We happen to have my stepkids on Easter this year for the first time ever. (It usually falls on the second weekend of the month, but this year it's technically the "first weekend" because April 1st was part of the "fifth weekend" in March. ANYWAY...) When I was a kid, we did none of the typical Easter things--no eggs, no baskets, nothing. We went out to a fancy brunch with some family friends, that was our tradition. My husband's family did this very involved thing where instead of an egg hunt their mother hid little rhyming clues around the house that would each lead to the next clue, ultimately leading to their Easter baskets that had plastics-eggs-with-candy and small toys.

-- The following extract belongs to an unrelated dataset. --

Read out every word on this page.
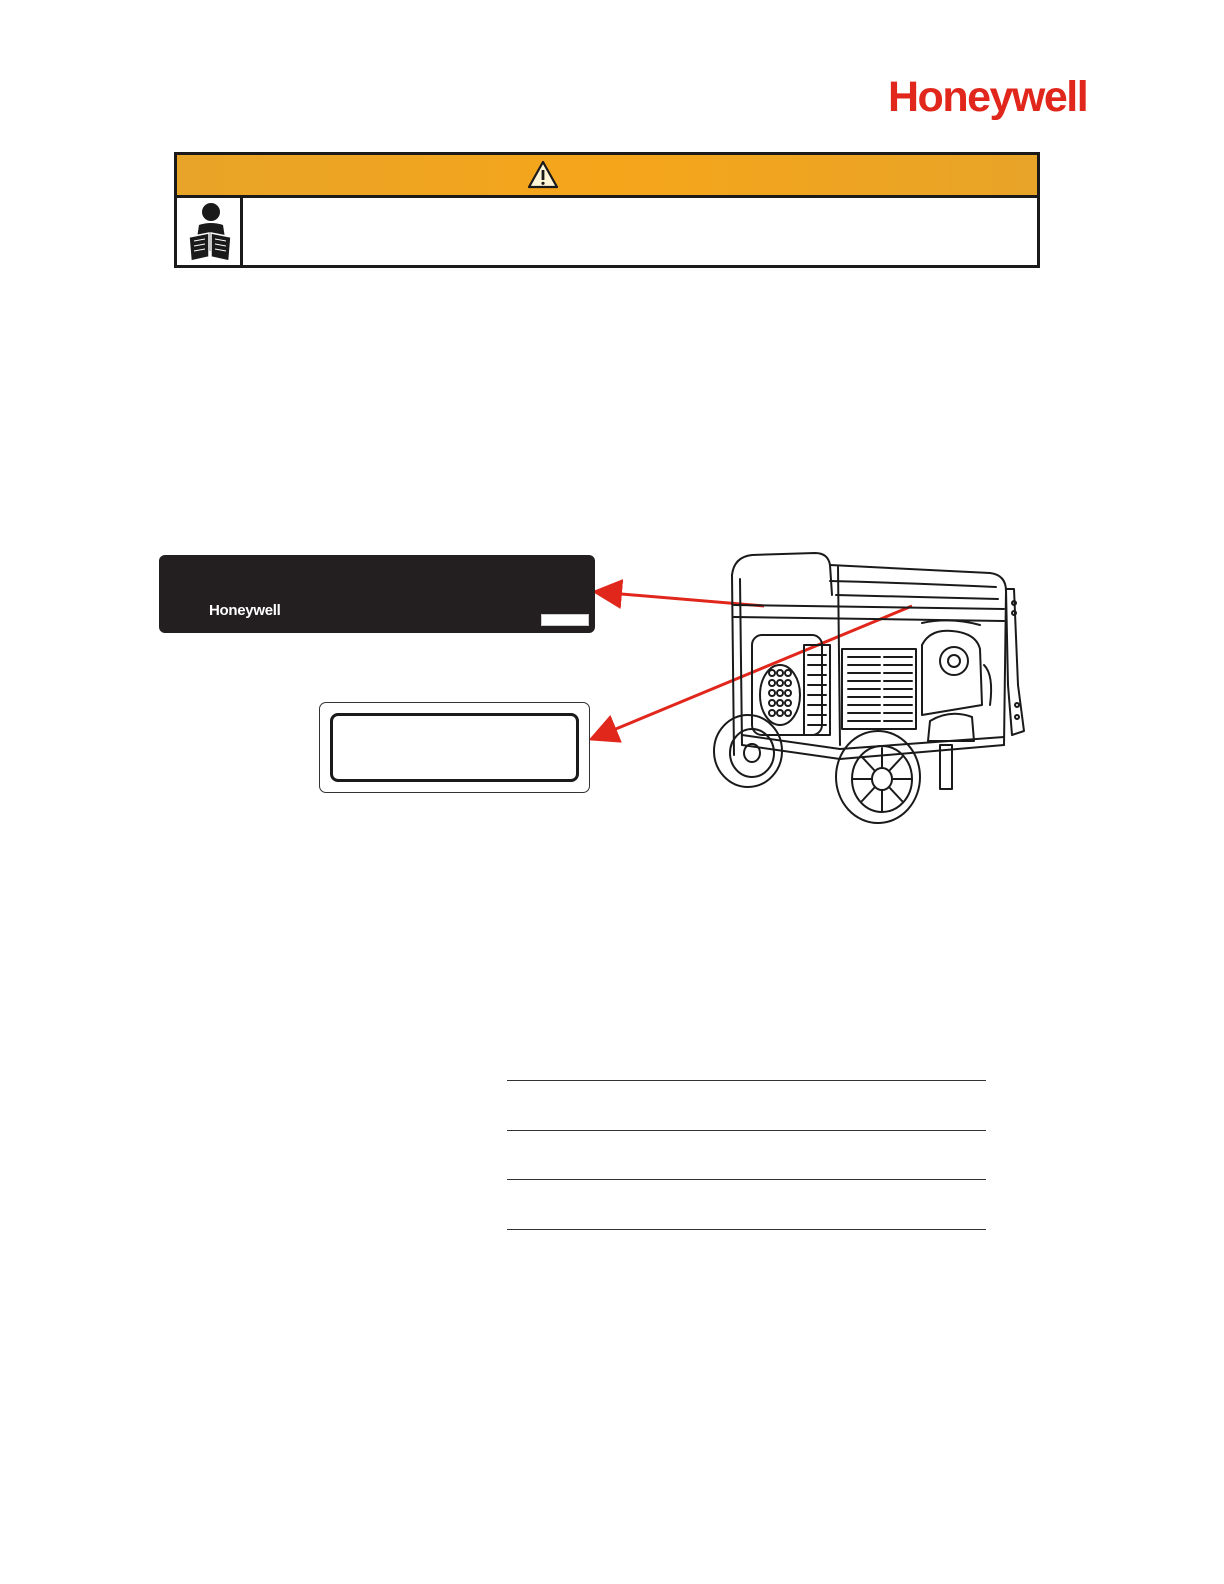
Honeywell
Honeywell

He would in theory like to continue his mother's tradition, but things are just so incredibly crazy around here right now--I mentioned in a couple other threads that we just sold our house, and we now have about 2 weeks to find our own new house, buy it, finish packing and move. Hell, we might even be out looking at houses on Easter Sunday. Oh, and my husband screwed up his shoulder pretty badly and is wearing a sling and can't lift the baby at all for who knows how long. So I just don't know if I have it in me to write cutesy poems this week (and let's not fool ourselves, despite it being his family's tradition he's so busy with work right now that I'll have to do it or it won't get done.) On the other hand, in a lot of ways it would be easier than physically hiding eggs outside. But my dad's still having his yearly fancy brunch, and I'd rather just go to that and be done with it, since we'll have to eat that day anyway. But does that make me a bad parent? Mr. Clodfobble says I was denied my childhood because of my lack of Easter egg hunts, among other things.